Introduction:
IFRS 2, Share-based Payment, provides guidance on accounting for equity-settled and cash-settled share-based payment transactions. Share-based payments are a form of compensation where an entity issues its equity instruments to employees or other parties in exchange for goods or services. This standard aims to ensure that entities account for share-based payment transactions consistently and fairly. In this article, we will discuss the rules, descriptions, examples, case studies, and new developments related to IFRS 2.
Rules and Descriptions:
IFRS 2 applies to all share-based payment transactions, including those with employees, non-employees, and transactions in which an entity pays for goods or services with equity instruments. The standard distinguishes between equity-settled and cash-settled share-based payment transactions.
Equity-settled share-based payment transactions:
Equity-settled share-based payment transactions are those in which an entity receives goods or services from its employees or other parties in exchange for equity instruments of the entity. Under IFRS 2, the fair value of the equity instruments granted is recognized as an expense over the vesting period of the equity instruments. The vesting period is the period over which the employees become entitled to the equity instruments granted. The fair value of the equity instruments granted is determined at the grant date, and the expense is recognized based on the fair value of the equity instruments at each reporting date until the equity instruments are fully vested.
Cash-settled share-based payment transactions:
Cash-settled share-based payment transactions are those in which an entity receives goods or services from its employees or other parties in exchange for cash payments based on the price or value of the entity’s equity instruments. Under IFRS 2, the entity recognizes the liability and the corresponding expense at the fair value of the liability on the grant date and revises the fair value of the liability at each reporting date until the liability is settled. The fair value of the liability is determined at the grant date, and the expense is recognized based on the fair value of the liability at each reporting date until the liability is settled.
Examples:
Equity-settled share-based payment transaction:
XYZ Ltd grants its employees 100,000 share options, with a vesting period of three years. The fair value of each option is $5. The fair value of the options granted is $500,000 ($5 x 100,000). The expense recognized by XYZ Ltd each year for three years is $166,667 ($500,000 / 3).
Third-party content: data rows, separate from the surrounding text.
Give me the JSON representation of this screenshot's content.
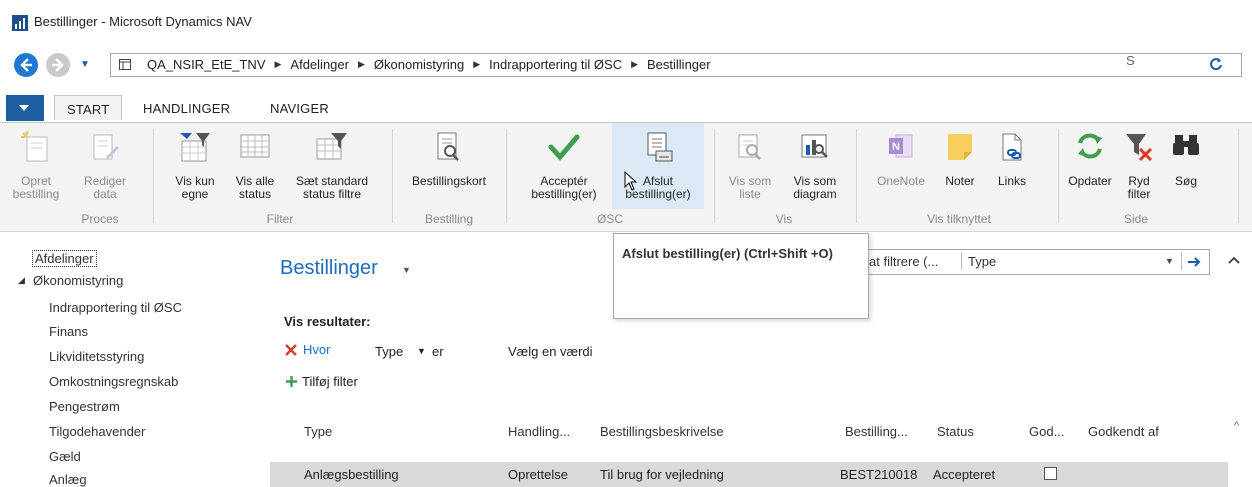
{
  "window": {
    "title": "Bestillinger - Microsoft Dynamics NAV"
  },
  "address": {
    "crumbs": [
      "QA_NSIR_EtE_TNV",
      "Afdelinger",
      "Økonomistyring",
      "Indrapportering til ØSC",
      "Bestillinger"
    ],
    "search_partial": "S"
  },
  "tabs": {
    "start": "START",
    "handlinger": "HANDLINGER",
    "naviger": "NAVIGER"
  },
  "ribbon": {
    "buttons": [
      {
        "l1": "Opret",
        "l2": "bestilling",
        "icon": "new-document-icon"
      },
      {
        "l1": "Rediger",
        "l2": "data",
        "icon": "edit-document-icon"
      },
      {
        "l1": "Vis kun",
        "l2": "egne",
        "icon": "filter-own-icon"
      },
      {
        "l1": "Vis alle",
        "l2": "status",
        "icon": "grid-all-icon"
      },
      {
        "l1": "Sæt standard",
        "l2": "status filtre",
        "icon": "grid-filter-icon"
      },
      {
        "l1": "Bestillingskort",
        "l2": "",
        "icon": "card-view-icon"
      },
      {
        "l1": "Acceptér",
        "l2": "bestilling(er)",
        "icon": "checkmark-icon"
      },
      {
        "l1": "Afslut",
        "l2": "bestilling(er)",
        "icon": "document-printer-icon"
      },
      {
        "l1": "Vis som",
        "l2": "liste",
        "icon": "list-view-icon"
      },
      {
        "l1": "Vis som",
        "l2": "diagram",
        "icon": "chart-view-icon"
      },
      {
        "l1": "OneNote",
        "l2": "",
        "icon": "onenote-icon"
      },
      {
        "l1": "Noter",
        "l2": "",
        "icon": "note-icon"
      },
      {
        "l1": "Links",
        "l2": "",
        "icon": "link-icon"
      },
      {
        "l1": "Opdater",
        "l2": "",
        "icon": "refresh-icon"
      },
      {
        "l1": "Ryd",
        "l2": "filter",
        "icon": "clear-filter-icon"
      },
      {
        "l1": "Søg",
        "l2": "",
        "icon": "binoculars-icon"
      }
    ],
    "groups": [
      "Proces",
      "Filter",
      "Bestilling",
      "ØSC",
      "Vis",
      "Vis tilknyttet",
      "Side"
    ]
  },
  "tooltip": {
    "text": "Afslut bestilling(er) (Ctrl+Shift +O)"
  },
  "nav": {
    "items": [
      "Afdelinger",
      "Økonomistyring",
      "Indrapportering til ØSC",
      "Finans",
      "Likviditetsstyring",
      "Omkostningsregnskab",
      "Pengestrøm",
      "Tilgodehavender",
      "Gæld",
      "Anlæg"
    ]
  },
  "content": {
    "title": "Bestillinger",
    "filter_placeholder": "at filtrere (...",
    "filter_field": "Type",
    "show_results": "Vis resultater:",
    "filter_where": "Hvor",
    "filter_type": "Type",
    "filter_op": "er",
    "filter_value": "Vælg en værdi",
    "add_filter": "Tilføj filter",
    "columns": [
      "Type",
      "Handling...",
      "Bestillingsbeskrivelse",
      "Bestilling...",
      "Status",
      "God...",
      "Godkendt af"
    ],
    "rows": [
      {
        "type": "Anlægsbestilling",
        "handling": "Oprettelse",
        "beskrivelse": "Til brug for vejledning",
        "nr": "BEST210018",
        "status": "Accepteret"
      }
    ]
  },
  "colors": {
    "accent": "#1c6cbf",
    "ribbon_bg": "#f3f3f3",
    "selected_row": "#d9d9d9",
    "tab_menu": "#1e5ea0"
  }
}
Cash-settled share-based payment transaction:
ABC Ltd grants a cash bonus of $100,000 to its employees based on the increase in its share price over the next two years. The fair value of the liability on the grant date is $80,000. At the end of the first year, the fair value of the liability is $90,000, and at the end of the second year, the fair value of the liability is $70,000. ABC Ltd recognizes an expense of $80,000 at the grant date, $10,000 at the end of the first year, and reverses $20,000 at the end of the second year, resulting in a total expense of $70,000 over the two-year period.